Bursa’nın Yunan işgali sırasında Yunan askerlerinin sık sık tatlılarına el koyduğu anlatılır. Bu zor günlerde gözyaşlarıyla eve dönen Rasim’in üzüntüsü annesini harekete geçirdi. Nazmiye Hanım, oğlunu, geçimini sağlayabilmesi ve babasının mesleğini öğrenmesi için meşhur Şekerci Hakkı Efendi’nin yanına çırak olarak verdi. Rasim Bey, kısa sürede ustalığa ulaştı. 18 yaşına geldiğinde dayısının desteğiyle kendi dükkânını açtı. Bursa’nın o dönemki iri ve lezzetli kestanelerini değerlendirmek isteyen genç usta, bu kestaneleri tülbente sarıp kazanda özel teknikle haşlayarak, bütün halinde bozulmadan kalmalarını sağladı. Bunları şık kutulara yerleştirerek hediye ürünü olarak ilk kez satışa sundu.
Zamanla “kestane şekeri” hem Rasim Bey’in hem de Bursa’nın markası haline geldi. O kadar ki, TBMM’den gelen heyet araçları, Ulus Pastanesi’ne uğrayıp kestane şekeri satın alır ve bu özel lezzeti Mustafa Kemal Atatürk’e götürürdü.
Marşal Pastanın Doğuşu
Ulus Pastanesi'ni sadece kestane şekeriyle anlatmak yetersiz kalır. Türkiye’nin ilk “Marşal Pastası” burada ortaya çıkmıştır. Hacı Rasim Öztat, 1928 yılında kendi emeğiyle yaptığı bu dört katlı özel pastaya, Mareşallerin omuzlarında taşıdıkları nişaneleri andırdığı için “Mareşal” ismini vermiştir. Üzerinden akan çikolata, pastaya gerçek bir şıklık katıyordu.
Ancak zamanla halk arasında pasta “Marşal” olarak anılmaya başlandı. Özellikle 2. Dünya Savaşı sonrası dönemde, 1949-1950 yıllarında yapılan ünlü “Marshall Yardımları” ile bu isim daha da pekişti. 1950 yılından bu yana Ulus Pastanesi’nde resmi olarak "Marşal Pasta" olarak satılan bu eşsiz lezzet, pastanenin en popüler ürünü haline gelmiştir. Bu pasta, üzerinde "M" harfiyle sembolize edilmekte olup, Bursa'nın benzersiz lezzetlerinden biri olarak anılmaya devam etmektedir.

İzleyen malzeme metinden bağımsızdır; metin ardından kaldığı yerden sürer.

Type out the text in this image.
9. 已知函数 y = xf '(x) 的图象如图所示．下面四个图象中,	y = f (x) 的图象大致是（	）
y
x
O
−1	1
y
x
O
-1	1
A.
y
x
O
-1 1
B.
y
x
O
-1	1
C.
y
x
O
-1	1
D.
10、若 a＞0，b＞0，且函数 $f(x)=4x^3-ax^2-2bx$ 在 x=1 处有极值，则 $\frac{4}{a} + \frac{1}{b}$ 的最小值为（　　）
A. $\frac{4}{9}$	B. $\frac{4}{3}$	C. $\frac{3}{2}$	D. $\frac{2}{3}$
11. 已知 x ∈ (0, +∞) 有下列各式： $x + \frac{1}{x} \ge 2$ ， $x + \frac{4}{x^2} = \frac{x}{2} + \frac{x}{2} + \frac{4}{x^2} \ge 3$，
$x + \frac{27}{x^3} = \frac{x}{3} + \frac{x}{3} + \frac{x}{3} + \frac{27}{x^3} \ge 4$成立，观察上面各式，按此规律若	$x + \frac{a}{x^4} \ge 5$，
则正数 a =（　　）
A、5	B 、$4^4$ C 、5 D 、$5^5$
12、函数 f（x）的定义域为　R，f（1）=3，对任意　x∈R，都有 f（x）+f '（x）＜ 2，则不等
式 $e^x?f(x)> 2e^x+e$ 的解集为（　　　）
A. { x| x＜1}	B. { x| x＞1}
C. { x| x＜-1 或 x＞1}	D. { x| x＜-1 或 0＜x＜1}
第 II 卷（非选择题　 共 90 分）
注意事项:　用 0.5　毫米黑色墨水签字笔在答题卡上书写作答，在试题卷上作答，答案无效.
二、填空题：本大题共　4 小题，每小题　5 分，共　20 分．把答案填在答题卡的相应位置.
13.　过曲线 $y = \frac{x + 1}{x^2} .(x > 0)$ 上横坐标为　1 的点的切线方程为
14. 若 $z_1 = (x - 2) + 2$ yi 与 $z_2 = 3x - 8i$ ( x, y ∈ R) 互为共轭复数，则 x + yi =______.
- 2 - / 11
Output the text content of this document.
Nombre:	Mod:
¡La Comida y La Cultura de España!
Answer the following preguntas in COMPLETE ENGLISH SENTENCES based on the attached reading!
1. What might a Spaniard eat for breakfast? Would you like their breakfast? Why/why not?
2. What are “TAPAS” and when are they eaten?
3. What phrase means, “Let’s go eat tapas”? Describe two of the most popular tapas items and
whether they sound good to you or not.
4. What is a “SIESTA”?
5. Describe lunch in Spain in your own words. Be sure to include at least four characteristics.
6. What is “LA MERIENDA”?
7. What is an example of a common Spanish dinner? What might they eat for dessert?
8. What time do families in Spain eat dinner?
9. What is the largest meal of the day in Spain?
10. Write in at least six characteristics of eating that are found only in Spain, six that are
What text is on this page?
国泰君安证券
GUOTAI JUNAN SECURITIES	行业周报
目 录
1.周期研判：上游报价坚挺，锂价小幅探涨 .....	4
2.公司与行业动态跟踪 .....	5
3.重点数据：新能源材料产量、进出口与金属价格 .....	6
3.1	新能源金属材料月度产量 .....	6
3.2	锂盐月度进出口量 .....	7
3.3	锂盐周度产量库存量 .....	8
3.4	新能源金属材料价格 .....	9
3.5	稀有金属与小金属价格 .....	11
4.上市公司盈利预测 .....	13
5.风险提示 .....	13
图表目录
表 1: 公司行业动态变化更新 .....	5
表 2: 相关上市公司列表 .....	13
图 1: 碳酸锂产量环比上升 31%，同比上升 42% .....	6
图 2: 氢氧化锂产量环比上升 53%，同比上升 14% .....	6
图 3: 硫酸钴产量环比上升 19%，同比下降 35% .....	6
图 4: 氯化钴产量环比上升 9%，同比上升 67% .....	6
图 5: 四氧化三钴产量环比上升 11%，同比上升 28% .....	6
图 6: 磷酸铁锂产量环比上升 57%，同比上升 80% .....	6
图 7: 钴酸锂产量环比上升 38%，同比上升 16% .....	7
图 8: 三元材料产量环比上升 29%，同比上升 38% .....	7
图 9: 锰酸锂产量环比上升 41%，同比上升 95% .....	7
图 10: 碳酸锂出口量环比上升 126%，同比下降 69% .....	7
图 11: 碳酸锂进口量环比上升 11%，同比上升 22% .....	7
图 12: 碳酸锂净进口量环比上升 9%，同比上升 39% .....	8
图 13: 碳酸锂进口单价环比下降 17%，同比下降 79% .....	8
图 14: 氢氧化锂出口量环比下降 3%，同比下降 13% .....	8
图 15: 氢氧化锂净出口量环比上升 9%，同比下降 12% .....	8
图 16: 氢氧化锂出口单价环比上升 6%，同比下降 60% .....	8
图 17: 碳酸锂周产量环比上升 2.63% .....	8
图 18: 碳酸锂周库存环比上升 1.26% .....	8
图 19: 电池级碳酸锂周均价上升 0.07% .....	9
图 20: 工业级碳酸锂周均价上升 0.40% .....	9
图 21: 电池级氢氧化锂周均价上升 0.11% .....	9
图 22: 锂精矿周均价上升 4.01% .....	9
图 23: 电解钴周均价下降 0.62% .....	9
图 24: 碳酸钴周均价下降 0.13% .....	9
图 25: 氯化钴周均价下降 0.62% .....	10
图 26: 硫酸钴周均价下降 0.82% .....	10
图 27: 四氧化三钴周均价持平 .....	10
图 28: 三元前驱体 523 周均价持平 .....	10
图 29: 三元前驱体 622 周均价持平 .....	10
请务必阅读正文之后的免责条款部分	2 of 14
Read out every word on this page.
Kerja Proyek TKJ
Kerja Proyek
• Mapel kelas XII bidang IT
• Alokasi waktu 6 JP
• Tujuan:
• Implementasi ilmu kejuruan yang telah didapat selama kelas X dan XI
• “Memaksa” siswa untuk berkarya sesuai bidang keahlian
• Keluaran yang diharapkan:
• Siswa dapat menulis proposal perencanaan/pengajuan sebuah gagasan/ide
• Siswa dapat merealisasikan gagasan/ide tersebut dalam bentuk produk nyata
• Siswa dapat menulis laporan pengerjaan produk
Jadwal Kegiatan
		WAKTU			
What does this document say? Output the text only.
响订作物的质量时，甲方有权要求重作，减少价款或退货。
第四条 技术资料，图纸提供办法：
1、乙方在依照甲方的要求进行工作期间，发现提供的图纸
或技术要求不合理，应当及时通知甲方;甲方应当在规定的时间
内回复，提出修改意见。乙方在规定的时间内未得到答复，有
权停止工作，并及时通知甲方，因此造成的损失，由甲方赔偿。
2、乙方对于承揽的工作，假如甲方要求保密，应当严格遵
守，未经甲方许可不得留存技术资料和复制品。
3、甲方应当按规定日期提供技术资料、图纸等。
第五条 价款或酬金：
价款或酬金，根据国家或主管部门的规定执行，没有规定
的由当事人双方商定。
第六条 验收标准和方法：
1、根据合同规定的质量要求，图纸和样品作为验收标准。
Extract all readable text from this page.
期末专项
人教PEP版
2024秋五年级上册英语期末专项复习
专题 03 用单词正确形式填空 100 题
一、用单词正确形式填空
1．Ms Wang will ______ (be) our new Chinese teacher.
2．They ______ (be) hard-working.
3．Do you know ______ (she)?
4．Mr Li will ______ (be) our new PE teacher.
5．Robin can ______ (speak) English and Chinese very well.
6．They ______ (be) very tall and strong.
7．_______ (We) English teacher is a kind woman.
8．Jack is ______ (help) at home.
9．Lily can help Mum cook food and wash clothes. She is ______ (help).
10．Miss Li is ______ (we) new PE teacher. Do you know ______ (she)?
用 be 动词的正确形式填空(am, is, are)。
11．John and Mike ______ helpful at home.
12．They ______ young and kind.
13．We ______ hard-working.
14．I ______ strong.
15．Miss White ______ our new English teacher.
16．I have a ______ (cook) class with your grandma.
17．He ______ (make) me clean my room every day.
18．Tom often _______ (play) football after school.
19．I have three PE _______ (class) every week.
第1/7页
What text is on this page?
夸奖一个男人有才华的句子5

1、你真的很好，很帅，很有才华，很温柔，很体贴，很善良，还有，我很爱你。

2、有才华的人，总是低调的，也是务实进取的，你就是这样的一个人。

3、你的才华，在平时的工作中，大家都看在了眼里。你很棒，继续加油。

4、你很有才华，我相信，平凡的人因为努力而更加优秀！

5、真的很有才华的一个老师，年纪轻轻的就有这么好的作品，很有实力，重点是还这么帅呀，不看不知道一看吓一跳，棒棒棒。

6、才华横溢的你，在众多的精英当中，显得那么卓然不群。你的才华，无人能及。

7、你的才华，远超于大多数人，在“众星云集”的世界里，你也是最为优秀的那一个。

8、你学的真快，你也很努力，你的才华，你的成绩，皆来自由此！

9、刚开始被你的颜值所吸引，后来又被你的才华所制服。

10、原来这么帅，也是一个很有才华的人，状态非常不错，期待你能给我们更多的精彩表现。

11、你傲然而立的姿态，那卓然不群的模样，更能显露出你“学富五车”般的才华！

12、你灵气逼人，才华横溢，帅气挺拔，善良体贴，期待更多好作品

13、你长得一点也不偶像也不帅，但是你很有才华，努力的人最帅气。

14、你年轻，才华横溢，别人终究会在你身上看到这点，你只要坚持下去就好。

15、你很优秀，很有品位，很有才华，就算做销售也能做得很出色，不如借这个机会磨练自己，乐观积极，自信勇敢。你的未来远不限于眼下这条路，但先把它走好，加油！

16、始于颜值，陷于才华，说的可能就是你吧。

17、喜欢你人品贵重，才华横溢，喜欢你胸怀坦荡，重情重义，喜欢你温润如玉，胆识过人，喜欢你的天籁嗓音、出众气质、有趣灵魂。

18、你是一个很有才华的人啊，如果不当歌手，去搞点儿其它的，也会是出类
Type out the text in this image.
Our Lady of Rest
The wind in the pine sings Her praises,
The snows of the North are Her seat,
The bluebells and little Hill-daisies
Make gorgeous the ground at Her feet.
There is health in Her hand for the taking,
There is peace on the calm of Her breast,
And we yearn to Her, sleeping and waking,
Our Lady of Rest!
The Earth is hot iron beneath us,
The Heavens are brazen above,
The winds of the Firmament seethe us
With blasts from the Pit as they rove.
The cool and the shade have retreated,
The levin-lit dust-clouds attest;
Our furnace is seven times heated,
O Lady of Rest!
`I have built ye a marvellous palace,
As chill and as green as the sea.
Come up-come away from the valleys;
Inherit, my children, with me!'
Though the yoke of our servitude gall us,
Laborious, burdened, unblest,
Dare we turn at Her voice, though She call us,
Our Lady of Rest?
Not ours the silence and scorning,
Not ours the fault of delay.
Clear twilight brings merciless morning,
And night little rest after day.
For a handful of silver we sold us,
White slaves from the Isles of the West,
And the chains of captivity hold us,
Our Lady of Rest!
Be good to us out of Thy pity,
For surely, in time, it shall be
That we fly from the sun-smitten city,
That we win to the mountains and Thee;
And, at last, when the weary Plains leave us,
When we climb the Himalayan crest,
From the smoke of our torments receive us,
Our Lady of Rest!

1958 yılında Kapalı Çarşı’da çıkan büyük yangında, Atatürk Caddesi’nde bugünkü yerine taşınan Ulus Pastanesi, burada faaliyetlerine devam etti. 1975 yılında Rasim Bey’e mali müşavir olan oğlu Hilalettin Öztat katıldı. Baba-oğul bu mesleği birlikte yürütmeye başladı. Rasim Bey’in vefat ettiği 1991 yılına kadar pastane, Öztat ailesinin emeğiyle büyümeye ve ün kazanmaya devam etti.
Türk Lokumu Dünyada
1983 yılı, Ulus Pastanesi’nin uluslararası alanda da tanındığı bir yıl oldu. Hilalettin Öztat, Roma’da düzenlenen Monde Selection yarışmasına katıldı ve ürettikleri geleneksel damla sakızlı lokum ile altın madalya kazandı. Bu başarı, Türk lokumunun dünya vitrinine çıkmasına öncülük etti ve “Turkish Delight” ismini uluslararası pazarda daha da bilinir hale getirdi.
Hilalettin Öztat’ın 2005 yılında vefatından sonra, pastane dördüncü nesil tarafından alındı. Bugün, aile üyeleri tarafından yönetilen Ulus Pastanesi, neredeyse bir yüzyıl boyunca aynı özenle üretim gerçekleştirmektedir.